Bisa dipastikan, calon yang lolos di tahap akhir akan saling berburu mencari "cantelan" ke berbagai partai politik yang berkuasa.

Di era reformasi ini, usai era diktatorial Soeharto, partai politik menemukan singgasana kekuasaannya.

Kader maupun simpatisan partai politik (yang berkuasa) saling berlomba mengisi posisi, entah di jabatan publik, direktur, maupun komisaris badan usaha milik negara.

Kompetensi dan latar belakang pengalaman tidak begitu dipedulikan. Semua diisi orang yang “warna” partai politiknya sama atau berjasa sebagai tim sukses atau relawan.

Potensi ini berhasil dimaksimalkan di era pemimpin yang berhasil menguasai dua periode kepemimpinan.

Perilaku di era sekarang ini hanyalah meneruskan tabiat dan kelakuan rezim sebelumnya. Benar kata simbah saya, ”Adigang, adigung, adiguna”.  Mengandalkan kekuatan, kekuasaan, dan kepintaran. untuk meraih jabatan.
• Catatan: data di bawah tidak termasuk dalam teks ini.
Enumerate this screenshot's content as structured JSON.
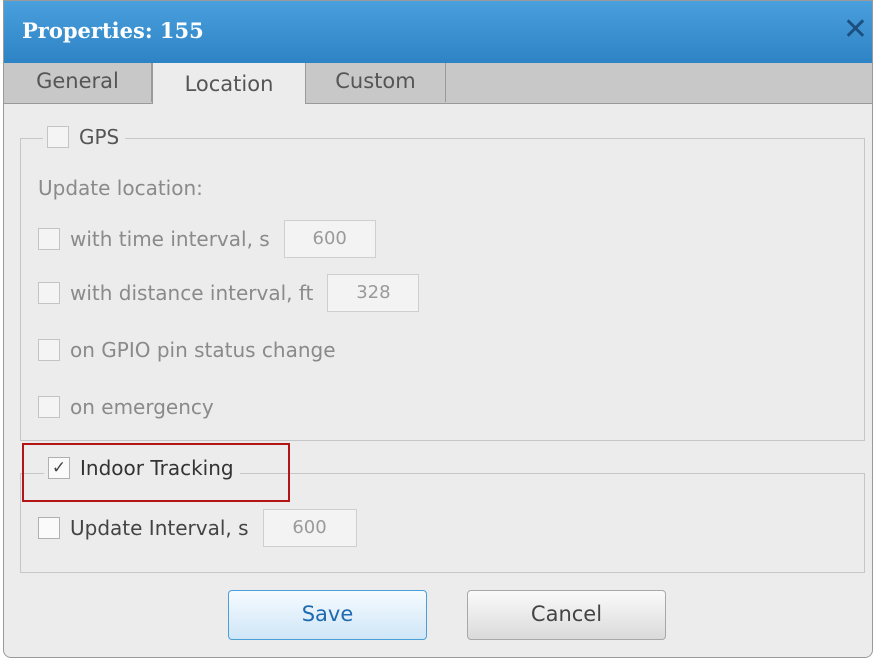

Ada simbiosis mutualisme antara partai politik dan mereka yang duduk di berbagai posisi kekuasaan entah itu sebagai pejabat publik, komisioner di berbagai komisi, direktur dan komisaris, kepala desa, hingga jabatan di lingkungan perumahan seperti ketua rukun warga dan rukun tetangga. 

Harus saling menguntungkan. Partai dapat apa, kamu mau apa?

Menasdemkan Kementerian Pertanian?

Beberapa waktu lalu publik merasa jengah dan terkejut ketika foto-foto sejumlah pejabat di Kementerian Pertanian (Kementan) mengenakan seragam Kostranas Partai Nasdem yakni baju loreng biru beredar di berbagai lini masa dan pemberitaan media.

Acara dihadiri Ketua Umum Partai Nasdem Surya Paloh dan Menteri Pertanian Syahrul Yasin Limpo yang juga kader Nasdem. Nampak juga pejabat Kementerian Pertanian yang mengenakan seragam partai tanpa malu-malu. Mereka terlihat tertawan lebar (Kompas.tv, 16 November 2021).

Baca: Foto PNS Kementan Pakai Baju Loreng Khas Partai Nasdem, Pimpinan DPR Ingatkan Kode Etik ASN

Beberapa pejabat Kementan yang mengenakan seragam Nasdem adalah Sekjen Kementan Kasdi Subagyono, Dirjen Tanaman Pangan Suwandi, Dirjen Hortikultura Prihasto Setyanto serta beberapa pejabat lainnya.

Mengingat posisi mereka adalah aparatur sipil negara (ASN) yang seharusnya menjunjung netralitas, maka mengenakan seragam partai politik jelas pelanggaran serius. 

Sesuai etika ASN dan Peraturan Menteri Dalam Negeri Nomor 11 Tahun 2020 tentang Pakaian Dinas ASN, tidak ada pakaian dinas ASN yang motifnya loreng mirip seragam tentara. 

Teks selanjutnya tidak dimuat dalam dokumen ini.